Пример наиболее агрессивного воздействия на организм – это БУЧ, то есть белково-углеводное чередование. Сначала вы едите в нормальном режиме с углеводами, например, каша на утро, фрукты на перекус, дополнили чем-нибудь белковым, сахар в крови не подняли выше нормы, на обед углеводный гарнир.
Следующие два дня полностью белковый рацион, а потом опять, на третий или на четвертый день, делается углеводная прививка.
Я против и такого подхода. Что бы вы ни делали, какие бы эксперименты с телом ни производили, в какой-то момент обязательно сорветесь. Передержите белковые дни и не сможете проконтролировать себя на углеводах. Будете поедать сладкое тоннами, потому что одной гречневой кашей вы не наедитесь.
Белковая диета применяется в разных целях. Иногда – как питание перед марафоном. Выдерживается 3–4 дня, когда углеводы снижаются до 50 граммов. Это допустимый минимум, когда нейроны все еще не страдают. При этом сохраняете привычный тренировочный режим. Вы опустошите гликогеновое депо, но сохраните концентрацию и будете почти хорошо себя чувствовать. За день до марафона делаете углеводные приемы пищи. Девушкам лучше сделать это во второй половине дня, например, второй перекус и ужин. Мужчинам можно уже со второго завтрака, а также в обед, на перекусы, на ужин. То есть в обед цельнозерновая паста без жиров, в перекус это, возможно, сытный бутерброд на цельнозерновом хлебе, на ужин булгур или гречневая каша. Утром повторяете углеводный завтрак, и марафон вы побежите как буря. Но только первый час, потом все равно придется переходить на жиры, жировую энергию.
Углеводный загруз на фоне разогнанного дефицита по гликогену даст хорошую энергию в самом начале. Только углеводы должны быть долгие, ни в коем случае не сладости. Сладости только утяжелят ваш организм. И имейте в виду, что любое дефицитарное питание по углеводам закончится отеками. Углевод тащит за собой много воды, и если вы переживаете дефицит по углеводам, то любой съеденный кусок хлеба даст отечность. Однако перед марафоном это очень хорошо, задержанная вода даст возможность не страдать от жажды в первые час-полтора.

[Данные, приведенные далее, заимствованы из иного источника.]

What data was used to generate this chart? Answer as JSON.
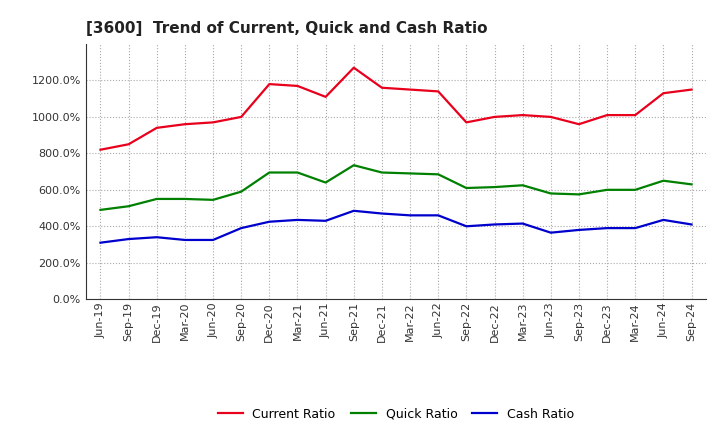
{
  "title": "[3600]  Trend of Current, Quick and Cash Ratio",
  "x_labels": [
    "Jun-19",
    "Sep-19",
    "Dec-19",
    "Mar-20",
    "Jun-20",
    "Sep-20",
    "Dec-20",
    "Mar-21",
    "Jun-21",
    "Sep-21",
    "Dec-21",
    "Mar-22",
    "Jun-22",
    "Sep-22",
    "Dec-22",
    "Mar-23",
    "Jun-23",
    "Sep-23",
    "Dec-23",
    "Mar-24",
    "Jun-24",
    "Sep-24"
  ],
  "current_ratio": [
    820,
    850,
    940,
    960,
    970,
    1000,
    1180,
    1170,
    1110,
    1270,
    1160,
    1150,
    1140,
    970,
    1000,
    1010,
    1000,
    960,
    1010,
    1010,
    1130,
    1150
  ],
  "quick_ratio": [
    490,
    510,
    550,
    550,
    545,
    590,
    695,
    695,
    640,
    735,
    695,
    690,
    685,
    610,
    615,
    625,
    580,
    575,
    600,
    600,
    650,
    630
  ],
  "cash_ratio": [
    310,
    330,
    340,
    325,
    325,
    390,
    425,
    435,
    430,
    485,
    470,
    460,
    460,
    400,
    410,
    415,
    365,
    380,
    390,
    390,
    435,
    410
  ],
  "current_color": "#e8001c",
  "quick_color": "#008000",
  "cash_color": "#0000cc",
  "ylim": [
    0,
    1400
  ],
  "yticks": [
    0,
    200,
    400,
    600,
    800,
    1000,
    1200
  ],
  "bg_color": "#ffffff",
  "plot_bg_color": "#ffffff",
  "grid_color": "#aaaaaa",
  "legend_labels": [
    "Current Ratio",
    "Quick Ratio",
    "Cash Ratio"
  ],
  "line_width": 1.6,
  "title_fontsize": 11,
  "tick_fontsize": 8,
  "legend_fontsize": 9
}
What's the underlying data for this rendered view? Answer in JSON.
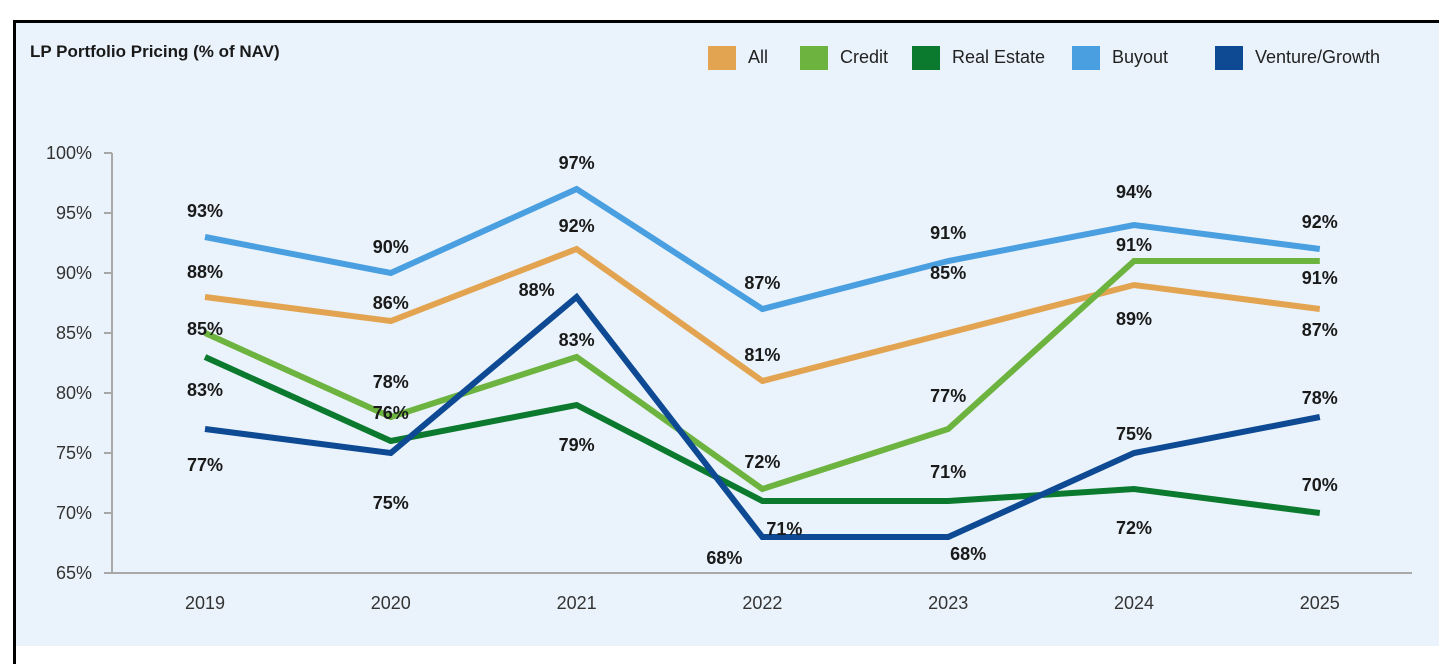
{
  "chart_data": {
    "type": "line",
    "title": "LP Portfolio Pricing (% of NAV)",
    "xlabel": "",
    "ylabel": "",
    "categories": [
      "2019",
      "2020",
      "2021",
      "2022",
      "2023",
      "2024",
      "2025"
    ],
    "ylim": [
      65,
      100
    ],
    "yticks": [
      100,
      95,
      90,
      85,
      80,
      75,
      70,
      65
    ],
    "ytick_labels": [
      "100%",
      "95%",
      "90%",
      "85%",
      "80%",
      "75%",
      "70%",
      "65%"
    ],
    "grid": false,
    "legend": "top-right",
    "series": [
      {
        "name": "All",
        "color": "#E3A452",
        "values": [
          88,
          86,
          92,
          81,
          85,
          89,
          87
        ],
        "labels": [
          "88%",
          "86%",
          "92%",
          "81%",
          "85%",
          "89%",
          "87%"
        ]
      },
      {
        "name": "Credit",
        "color": "#6DB33F",
        "values": [
          85,
          78,
          83,
          72,
          77,
          91,
          91
        ],
        "labels": [
          "85%",
          "78%",
          "83%",
          "72%",
          "77%",
          "91%",
          "91%"
        ]
      },
      {
        "name": "Real Estate",
        "color": "#0B7A2E",
        "values": [
          83,
          76,
          79,
          71,
          71,
          72,
          70
        ],
        "labels": [
          "83%",
          "76%",
          "79%",
          "71%",
          "71%",
          "72%",
          "70%"
        ]
      },
      {
        "name": "Buyout",
        "color": "#4A9FE0",
        "values": [
          93,
          90,
          97,
          87,
          91,
          94,
          92
        ],
        "labels": [
          "93%",
          "90%",
          "97%",
          "87%",
          "91%",
          "94%",
          "92%"
        ]
      },
      {
        "name": "Venture/Growth",
        "color": "#0E4A94",
        "values": [
          77,
          75,
          88,
          68,
          68,
          75,
          78
        ],
        "labels": [
          "77%",
          "75%",
          "88%",
          "68%",
          "68%",
          "75%",
          "78%"
        ]
      }
    ]
  }
}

Интенсивные нагрузки приводят к образованию большого количества продуктов распада. Но все они без остатка выводятся с кислородом. Тем более если есть кардионагрузки. Конечно, кроме случаев, если была серьезная интоксикация или отравление. В таких ситуациях все лишнее довольно тяжело выводится. На это потребуется несколько дней.
Самое безопасное – это базовая программа питания. Многие люди не понимают этого. Стремятся выбить клин клином. Допустим, случился праздник или какое-то событие, где произошло переедание. Кажется логичным, что если ты переел вчера, то сегодня у тебя обязан быть детокс. Но, на самом деле, самое лучшее, что можно сделать – это просто забыть о пищевых отработках и вернуться к базовому режиму. Если утром у вас будут всегда присутствовать углеводы в меню, эти самые сладкие вкусы, то к вечеру вы гарантированно станете съедать меньше. Вы просто забудете, что такое срывы на сладкое по вечерам.